I would like to spend a few minutes writing about timing international album releases in Japan and the significance of releasing licensed music prior to releasing in your home country, this coming from a label’s perspective in Japan.

For any label in Japan who decides to exclusively license music from an international artist, the issue of territory and distribution rights are very import issues, with more emphasis on “territory.” As you know, when labels license music there is a large investment that goes into manufacturing physical CDs, and sales and promotion. So naturally the label would want to benefit from those investments and at the same time, make the right decisions so that the artist can grow a fan base and benefit from their work.

For both the label and artist to benefit, territorial rights to promote and sell their music should be respected. Protecting exclusive rights to a territory is a very difficult task because of the sheer number of distribution networks around the world and how they crisscross on so many levels. Even if a label has an exclusive agreement in place for a territory, then still there is no guarantee that the same album won’t find itself on the shelves in that (exclusive) territory. In most cases exclusive rights to a territory are violated unintentionally due to that vast distribution network out there, and of course there are a few cases where the cause is the sole desire for profit.

The more well-known an artist is, the larger the distribution network he has access to and the more chance the music will end up in a territory where the artist is not aware, or has no control over. This causes some conflict around the exclusive license agreement if an import version of the album shows up in the territory.

Personally I feel that it’s near impossible to prevent import CDs showing up in the territory after a license agreement has been reached between the label or distributor and the artist management if the artist has a large distributor in their home country capable of distributing internationally.

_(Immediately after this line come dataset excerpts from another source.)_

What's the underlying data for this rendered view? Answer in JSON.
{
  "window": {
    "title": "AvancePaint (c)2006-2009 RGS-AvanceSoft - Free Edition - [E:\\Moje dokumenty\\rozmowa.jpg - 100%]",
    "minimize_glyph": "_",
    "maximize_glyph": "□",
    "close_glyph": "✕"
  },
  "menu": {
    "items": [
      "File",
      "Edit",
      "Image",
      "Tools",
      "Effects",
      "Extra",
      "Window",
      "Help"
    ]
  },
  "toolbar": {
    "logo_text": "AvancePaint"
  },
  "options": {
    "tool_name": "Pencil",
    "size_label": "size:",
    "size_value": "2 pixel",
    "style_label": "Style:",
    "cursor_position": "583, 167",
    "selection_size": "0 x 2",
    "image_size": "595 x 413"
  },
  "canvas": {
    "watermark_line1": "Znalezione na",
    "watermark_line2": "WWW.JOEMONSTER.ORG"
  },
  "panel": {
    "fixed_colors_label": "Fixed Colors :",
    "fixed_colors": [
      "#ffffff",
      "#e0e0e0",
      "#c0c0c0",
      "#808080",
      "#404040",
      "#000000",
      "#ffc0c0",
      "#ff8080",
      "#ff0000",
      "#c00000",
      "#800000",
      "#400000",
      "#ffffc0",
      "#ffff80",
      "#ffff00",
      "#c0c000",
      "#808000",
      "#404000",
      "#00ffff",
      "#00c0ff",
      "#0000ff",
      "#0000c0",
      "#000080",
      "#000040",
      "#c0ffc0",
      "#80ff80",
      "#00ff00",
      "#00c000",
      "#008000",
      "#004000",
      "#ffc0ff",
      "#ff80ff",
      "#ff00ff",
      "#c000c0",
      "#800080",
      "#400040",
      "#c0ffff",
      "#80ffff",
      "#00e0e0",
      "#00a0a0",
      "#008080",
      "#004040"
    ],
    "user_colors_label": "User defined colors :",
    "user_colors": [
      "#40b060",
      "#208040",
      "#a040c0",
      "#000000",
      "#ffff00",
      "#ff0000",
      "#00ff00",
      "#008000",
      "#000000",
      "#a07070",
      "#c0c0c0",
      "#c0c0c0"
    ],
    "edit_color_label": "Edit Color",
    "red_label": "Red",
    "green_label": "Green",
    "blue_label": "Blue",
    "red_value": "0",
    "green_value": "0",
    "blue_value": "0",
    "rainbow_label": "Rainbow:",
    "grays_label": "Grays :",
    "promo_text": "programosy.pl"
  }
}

Even if the large distributor is not directly responsible for exporting albums to the exclusive territory, the album still has a chance of reaching that territory through a complex network of distributors worldwide.

Exclusively licensing music is defeated if the label must compete with import versions of the same album. Unlike in Europe, with Japan imported CDs are usually traded at lower prices than domestic and licensed albums. The label must compete with the lower prices of the import and at the same time, imports are able to benefit from the promotional efforts of the label given the licensed album. This is hardly fair for the label, but as they say, “that’s business.” The label must incorporate a process that would hinder or eliminate violation of their exclusive rights in that territory.

For future license agreements, Sweet Soul will focus on working with artist who are willing to release their albums in Japan ahead of the release in their home country. By releasing albums in Japan first, we can near eliminate the chances of the album showing up on the shelves in Japan after a license agreement has been reached and for that agreed term. Once the album is released in Japan, the stores will not search out import CDs to fill their shelves if they are partnered with Sweet Soul for the licensed album.

By releasing the CDs in Japan first, both the artist and Sweet Soul will stand to benefit in the long run. The artist will receive proper promotion of their music in Japn and be able to build up anticipation for the release in their own country. Making use of available social networks, international internet radio and blogging sites, press releases, and word of mouth, will help ensure that music lovers will know of the pending release in the artist’s own country. For Sweet Soul, we lessen the chances of competing against an imported version of the album so we can focus on spreading real music and building fan bases in Japan for the artist.